Last weekend Gareth and I watched Hayao Miyazaki’s animated film Castle in the Sky and suddenly Sara Varon’s Robot Dreams had even more meaning for me. Gareth owns all of Miyazaki’s films, but given our limited movie-watching time I’ve been slow to work my way through the canon. Color me clueless, then, that one of my favorite graphic novels of the year includes several clever nods to this movie — the most obvious being that Varon’s robot borrows Castle in the Sky from the library and watches it; the most important being that her robot bears a striking similarity to those of Miyazaki’s creation (though he’s considerably smaller).
By now most of you have probably seen or at least heard about Robot Dreams, the wordless graphic novel about two friends, a dog and a robot, who are seperated when a terrible thing comes between them — rust. (You can read an excerpt on the First Second website if you haven’t yet experienced this book for yourself.) Crisp color, beautiful brushwork, wonderful details, and quirky characters — these are the Varon trademarks and the reason she’s currently charming the socks off readers aged 8 to 80.
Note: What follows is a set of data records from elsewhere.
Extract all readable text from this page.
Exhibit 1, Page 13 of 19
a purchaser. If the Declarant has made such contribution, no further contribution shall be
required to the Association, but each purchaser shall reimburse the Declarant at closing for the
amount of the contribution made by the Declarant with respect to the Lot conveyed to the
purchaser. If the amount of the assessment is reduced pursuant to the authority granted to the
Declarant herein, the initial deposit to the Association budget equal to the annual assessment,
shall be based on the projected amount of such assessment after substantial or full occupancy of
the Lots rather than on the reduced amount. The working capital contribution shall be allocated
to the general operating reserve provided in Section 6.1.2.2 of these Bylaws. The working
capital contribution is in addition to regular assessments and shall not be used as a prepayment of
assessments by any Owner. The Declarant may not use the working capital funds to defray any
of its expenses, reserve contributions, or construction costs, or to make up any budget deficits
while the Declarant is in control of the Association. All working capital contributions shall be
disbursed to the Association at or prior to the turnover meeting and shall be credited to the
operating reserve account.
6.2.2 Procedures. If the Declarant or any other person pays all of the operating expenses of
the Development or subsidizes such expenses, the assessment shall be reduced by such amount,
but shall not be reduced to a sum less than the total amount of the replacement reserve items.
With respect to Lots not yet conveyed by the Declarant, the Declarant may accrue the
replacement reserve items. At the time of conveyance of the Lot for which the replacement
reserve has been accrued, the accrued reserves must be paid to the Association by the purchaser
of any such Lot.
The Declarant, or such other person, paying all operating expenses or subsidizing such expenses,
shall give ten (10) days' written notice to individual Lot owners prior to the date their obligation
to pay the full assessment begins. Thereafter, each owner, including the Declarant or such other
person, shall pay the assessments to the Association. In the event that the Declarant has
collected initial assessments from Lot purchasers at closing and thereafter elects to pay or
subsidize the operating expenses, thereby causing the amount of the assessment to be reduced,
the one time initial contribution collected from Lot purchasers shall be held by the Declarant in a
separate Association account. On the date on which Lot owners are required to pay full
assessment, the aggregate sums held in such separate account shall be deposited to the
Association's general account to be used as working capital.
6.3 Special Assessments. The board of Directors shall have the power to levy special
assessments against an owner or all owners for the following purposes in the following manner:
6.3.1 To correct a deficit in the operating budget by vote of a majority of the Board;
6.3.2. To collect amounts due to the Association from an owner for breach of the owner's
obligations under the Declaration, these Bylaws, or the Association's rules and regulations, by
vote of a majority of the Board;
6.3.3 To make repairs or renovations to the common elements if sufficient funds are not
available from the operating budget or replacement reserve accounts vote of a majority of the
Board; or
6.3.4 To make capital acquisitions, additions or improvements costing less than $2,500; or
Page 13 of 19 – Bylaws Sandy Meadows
Most of the book world began discovering Sara’s visual charms with the publication last year of her picture book Chicken and Cat. A lucky few of us, though, are the proud owners of her earlier graphic novel Sweaterweather, which is now sadly out of print. I urge you to go in search of a copy at your favorite source for out of print books, as it’s a doozy of a graphic novel, and a fitting choice, timing-wise, for those of us heading into sweater weather right about now.
Sara has kindly given you the chance to preview the book by posting three of its short comic stories on her website. Learn about the dangers of smoking (for snowmen) from the book’s winter comic. Catch a character reading Bitch magazine in alphabet sandwiches. And be sure to introduce all the turtle-loving knitters in your life to the turtle comic. There are also a few pages available on an old comicon.com interview with Sara.
If you’re charmed by Varon’s work and looking for something with a similar simplicity and sweetness (but considerably more text), I’d recommend trying Good-bye, Chunky Rice by Craig Thompson. After you’ve fallen in love with Craig’s work (be sure to read Blankets) you can join me in my eager anticipation of his long-awaited graphic novel Habibi. Every now and then Craig posts a few pages from the book (which he now says is likely to be released in 2009) on his blog.